Любитель литературы, видевший гравюру с изображением дома Бальзака работы Ренье и решивший своими глазами посмотреть, где творил безумный романист, наверное, не будет разочарован. Жорж Санд вспоминала, как Бальзак провожал гостей после «необычной» трапезы, состоявшей из вареной говядины, дыни и охлажденного шампанского: «Он переоделся в красивый новенький халат, который демонстрировал с радостью маленькой девочки, и собирался в таком виде и с подсвечником выйти на улицу, чтобы проводить нас до самых ворот Люксембургского сада. Было поздно, квартал был пустынен, и я указала ему, что его убьют, когда он будет возвращаться домой один. “Вовсе нет, – ответил он. – Если я встречу грабителей, они либо примут меня за сумасшедшего и испугаются, либо примут меня за князя и оставят в покое”»534
.В литературном мире сумасшедший и был в некотором роде князем. Врач Бальзака, Накар, который, видимо, считал, что лесть – лучшее лекарство для его пациента, как-то сказал ему, что «безумие всегда рыщет в двери тех великих умов, которые функционируют чрезмерно»535
. Одно то, что Бальзак передал слова врача сестре, служит знаком растущего стремления упиваться собственной славой. Он постоянно называет себя «художником» (artiste) – модное новое слово для обозначения «писателя» – и даже радуется своему профессиональному эгоизму. Огюст Борже, молодой художник, с которым Бальзака познакомила Зюльма Карро, в том году испытал потрясение, когда Бальзак сообщил ему: «Я больше не брат, не сын и не друг. Я – мозг… Другие жизни должны вносить свой вклад в мою…»536 В будущем кризисе психическое расстройство Бальзака шло рука об руку с манией величия, осложненной суровой реальностью: неспособностью удовлетворить сексуальные и эмоциональные потребности и чувством беспомощности перед лицом собственных безмерных амбиций.За месяц, проведенный в Саше, Бальзак начал жить собственными иллюзиями.

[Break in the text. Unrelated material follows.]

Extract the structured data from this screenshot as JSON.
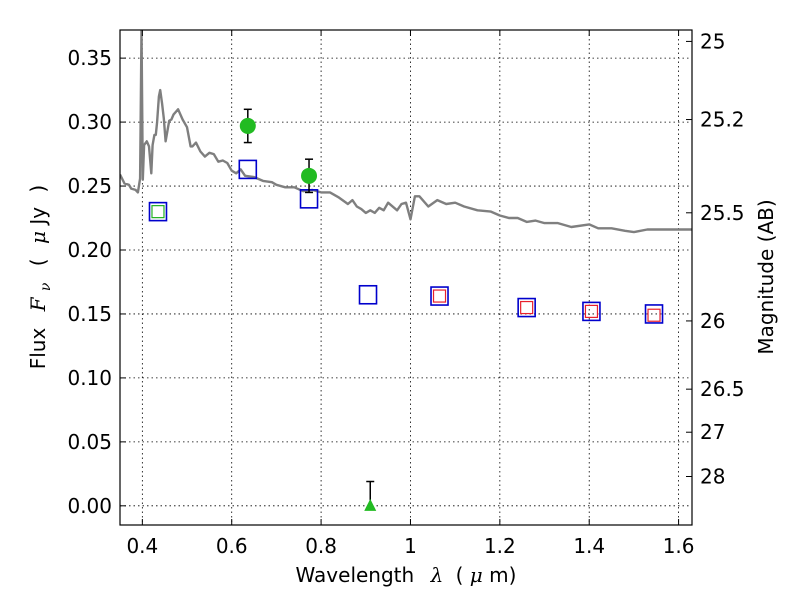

Как он обещал белого арабского пони Латушу – и потом был уверен, что Латуш на самом деле получил подарок, – и как он позже в знак благодарности подарил своему издателю роскошный ковер, забыв сказать, что он не оплачен537
, Бальзак убеждал себя, что он уже завершил романы, которые представляли собой всего лишь заглавия и туманные замыслы. Как ошеломленно пишет его первый английский биограф, «он говорит о трудах, которые находятся в его голове, как об уже существующих: романы, которым еще только предстоит быть написанными, в его воображении обладают ценностью облигаций первоклассной железной дороги»538. В переписке Бальзака подробно прослеживается маршрут этих еще не существующих романов. Несколько издателей стали жертвами заблуждений Бальзака, которые начались как своего рода самодисциплина.В 1833 г. Луи Маме сел на карету в Немуре и отправился в Саше, чтобы забрать то, что Бальзак называл рукописью сильно просроченного романа «Сельский врач» (Le M'edecin de Campagne). По прибытии Маме выслушал лишь краткое изложение первой главы. Автор и не подумал извиниться539
. Организуя свою работу, Бальзак обращал свое живое воображение против себя, почивая на воображаемых лаврах, как он никогда не поступал с реальными достижениями. 23 сентября 1833 г. он поздравлял себя с окончанием романа «Сражение»: «Книга понастоящему хорошая, но стоила мне немалых сил и трудов». Восемь дней спустя он обсуждал условия договора для второго издания книги и решал, как распорядиться деньгами. Наконец, 10 октября, он признался Зюльме: «Вы угадали! Не написано ни единой строчки!» Залезая в долги и подписывая договоры на вымышленные произведения, Бальзак как будто соответствовал собственному определению безумца: «Безумец – человек, который видит пропасть и падает в нее»540.В чем-то мифомания Бальзака подпитывалась и извне. Ему представляли бесчисленные новые образы себя самого; многие из образов оказывались крайне лестными. Некоторые необычно вели себя в его присутствии – роняли вещи или внезапно теряя дар речи541
. С тех пор как он объявил в «Тридцатилетней женщине», что истинная женская красота начинается лишь в среднем возрасте, «прекрасные незнакомки» то и дело оказывались у его порога542. Каждый день ему приходили по три-четыре надушенных письма, некоторые из-за границы – «все это начинает изрядно надоедать». На многих конвертах значился самый туманный адрес: «Г-ну де Бальзаку, писателю, Париж»543.